Cape Town - It has been a week of extreme woes for South African soccer with setbacks emerging of an embarrassing nature at Bafana Bafana senior level, the national under-23 and under-20 sides and the women's team on their way to an initial World Cup in France as well.
Admittedly the Bafana side that crashed out of the modestly followed COSAFA Cup on penalties in their opening outing against a Botswana side ranked in the 140s by FIFA, to participate further for crumbs in the plate segment of the event, was effectively something in the nature of an experimental "B" combination.
But, as the old saying goes, you reap what you sow and if the South African Football Association (SAFA) saw fit to play in the tournament at all in view of its proximity to the forthcoming Africa Cup of Nations, it has to bear the brunt of the criticism doing the rounds - taking into account as well that FIFA will categorise the game against Botswana as a fully-fledged international and losing at home to a lowly-ranked side can only further damage Bafana's poor ranking in the 70s.

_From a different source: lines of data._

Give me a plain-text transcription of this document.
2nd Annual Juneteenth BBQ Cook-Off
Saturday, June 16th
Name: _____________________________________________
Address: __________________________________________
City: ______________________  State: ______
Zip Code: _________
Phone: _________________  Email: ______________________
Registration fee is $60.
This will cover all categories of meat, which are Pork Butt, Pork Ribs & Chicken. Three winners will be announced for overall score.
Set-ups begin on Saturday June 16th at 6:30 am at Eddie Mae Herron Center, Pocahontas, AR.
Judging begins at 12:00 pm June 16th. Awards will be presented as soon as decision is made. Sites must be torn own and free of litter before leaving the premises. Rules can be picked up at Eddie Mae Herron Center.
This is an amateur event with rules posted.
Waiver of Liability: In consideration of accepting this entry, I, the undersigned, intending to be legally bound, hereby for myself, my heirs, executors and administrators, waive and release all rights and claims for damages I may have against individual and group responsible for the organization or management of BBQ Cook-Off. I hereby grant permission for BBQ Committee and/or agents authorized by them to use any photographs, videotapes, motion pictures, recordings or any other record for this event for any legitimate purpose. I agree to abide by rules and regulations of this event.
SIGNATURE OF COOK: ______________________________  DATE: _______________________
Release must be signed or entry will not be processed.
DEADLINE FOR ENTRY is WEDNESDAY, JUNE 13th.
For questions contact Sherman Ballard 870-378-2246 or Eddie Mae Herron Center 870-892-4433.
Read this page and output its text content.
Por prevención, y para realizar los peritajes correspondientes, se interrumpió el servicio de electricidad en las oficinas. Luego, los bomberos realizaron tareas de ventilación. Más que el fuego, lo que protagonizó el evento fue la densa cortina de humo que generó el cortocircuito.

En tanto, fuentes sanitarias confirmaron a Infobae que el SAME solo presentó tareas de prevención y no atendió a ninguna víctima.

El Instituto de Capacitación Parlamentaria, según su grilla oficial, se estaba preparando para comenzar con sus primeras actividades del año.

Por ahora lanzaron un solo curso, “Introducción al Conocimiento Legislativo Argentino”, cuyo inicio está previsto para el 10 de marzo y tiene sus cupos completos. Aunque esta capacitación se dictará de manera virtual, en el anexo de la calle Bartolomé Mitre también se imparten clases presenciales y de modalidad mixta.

As for the under-20 South African team at the youth World Cup in Poland that was touted highly by SAFA as part of its starry-eyed "Vision 2022" programme, Amajita failed to win any of their three matches, losing to Argentina and a sprightly Korea Republic combination and drawing with Portugal to complete a first-round exit and increase the poor record at four such events to a single win from 13 games, four draws and eight defeats.
Meanwhile, the optimism surrounding SAFA's highly-touted women's team before their looming World Cup baptism was left in tatters following Banyana’s humbling 7-2 warm-up defeat against Norway, who are not one of the favourites in France.
All this provides a huge task of redemption for both Bafana in the looming Africa Cup of Nations and Banyana in the women s World Cup in order to restore the reputation of South African soccer.
As to the assertion made by Danny Jordaan recently that South African soccer is presently at its highest level internationally, it might be a good idea for the SAFA president to take note of the old Aesop Fable to "beware lest you lose the substance by grasping at the shadow."